We have a government which sees itself as self-titled champions of small business, but which is doing nothing to assist small business. I know, for example, that Mr Chambers from Kevron Plastics is quoted in the Small Business Digest of February 1998 as saying:

I showed the Minister for Small Business the Hon. Peter Reith a sample of the `offending product'—

that is, the made in India Buy Australian product—

and quite frankly was astounded that he did not seem to care.

Yet we have the Prime Minister (Mr Howard) writing to small businesses in April 1997 saying:

My pledge now is to continue to listen to small business and work in tangible ways to make running a business easier.

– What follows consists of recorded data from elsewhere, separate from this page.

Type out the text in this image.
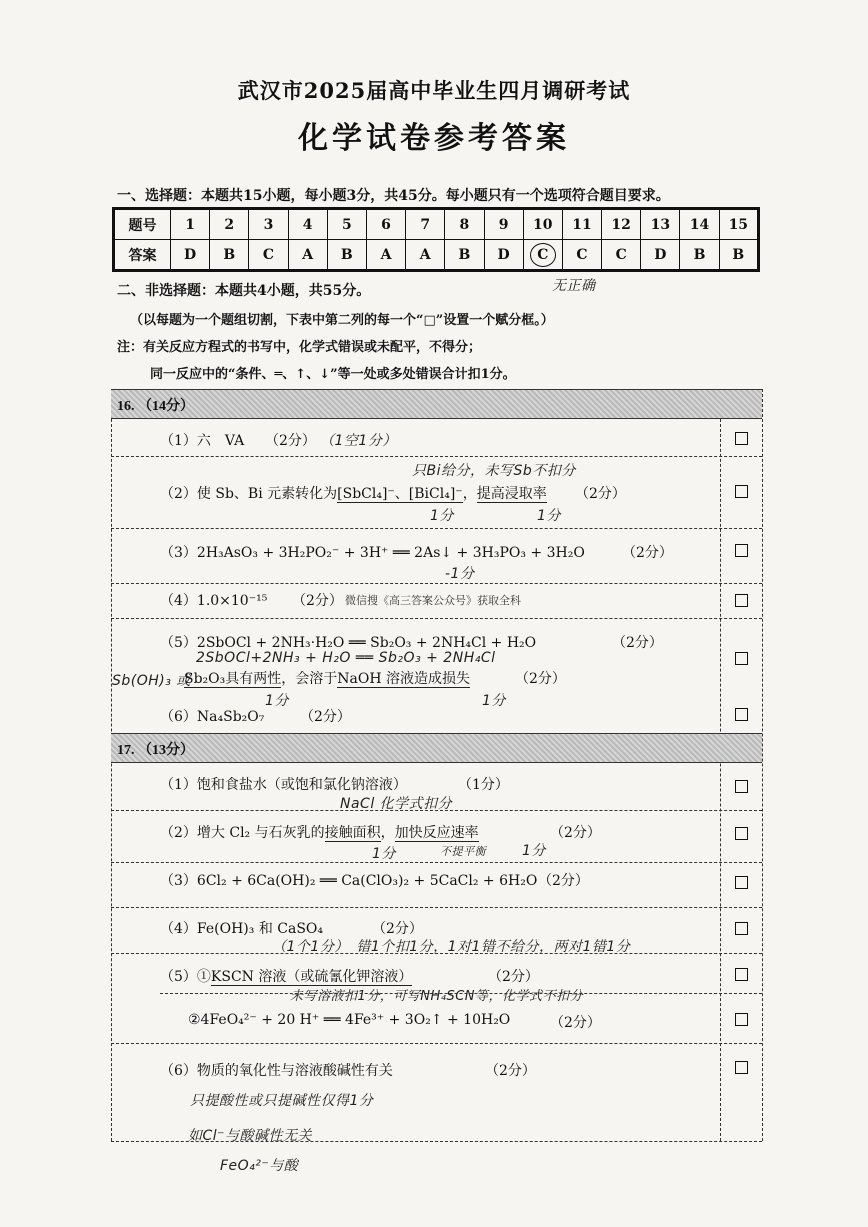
武汉市2025届高中毕业生四月调研考试
化学试卷参考答案
一、选择题：本题共15小题，每小题3分，共45分。每小题只有一个选项符合题目要求。
题号	1	2	3	4	5	6	7	8	9	10	11	12	13	14	15
答案	D	B	C	A	B	A	A	B	D	C	C	C	D	B	B
无正确
二、非选择题：本题共4小题，共55分。
（以每题为一个题组切割，下表中第二列的每一个“□”设置一个赋分框。）
注：有关反应方程式的书写中，化学式错误或未配平，不得分；
同一反应中的“条件、═、↑、↓”等一处或多处错误合计扣1分。
16. （14分）
（1）六　VA （2分） （1空1分）
只Bi给分，未写Sb不扣分
（2）使 Sb、Bi 元素转化为[SbCl₄]⁻、[BiCl₄]⁻，提高浸取率 （2分）
1分	1分
（3）2H₃AsO₃ + 3H₂PO₂⁻ + 3H⁺ ══ 2As↓ + 3H₃PO₃ + 3H₂O	（2分）
-1分
（4）1.0×10⁻¹⁵ （2分） 微信搜《高三答案公众号》获取全科
（5）2SbOCl + 2NH₃·H₂O ══ Sb₂O₃ + 2NH₄Cl + H₂O	（2分）
2SbOCl+2NH₃ + H₂O ══ Sb₂O₃ + 2NH₄Cl
Sb(OH)₃ 或
Sb₂O₃具有两性，会溶于NaOH 溶液造成损失	（2分）
1分	1分
（6）Na₄Sb₂O₇	（2分）
17. （13分）
（1）饱和食盐水（或饱和氯化钠溶液）	（1分）
NaCl 化学式扣分
（2）增大 Cl₂ 与石灰乳的接触面积，加快反应速率	（2分）
1分	不提平衡	1分
（3）6Cl₂ + 6Ca(OH)₂ ══ Ca(ClO₃)₂ + 5CaCl₂ + 6H₂O （2分）
（4）Fe(OH)₃ 和 CaSO₄	（2分）
（1个1分）　错1个扣1分，1对1错不给分，两对1错1分
（5）①KSCN 溶液（或硫氰化钾溶液）	（2分）
未写溶液扣1分，可写NH₄SCN等，化学式不扣分
②4FeO₄²⁻ + 20 H⁺ ══ 4Fe³⁺ + 3O₂↑ + 10H₂O	（2分）
（6）物质的氧化性与溶液酸碱性有关	（2分）
只提酸性或只提碱性仅得1分
如Cl⁻与酸碱性无关
FeO₄²⁻与酸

Australian Made was never broken; why on earth did this government seek to fix it? The government has to do two things as a matter of urgency: it ought to give back the licence fees paid under false pretences after the Advance Australia Foundation went into voluntary liquidation; and it should restore the Australian Made campaign with a code of practice, promotional support and a protection mechanism so that small business can get on with the job at hand. This is a government that says, `We are the friends of small business.' With friends like these, who needs enemies?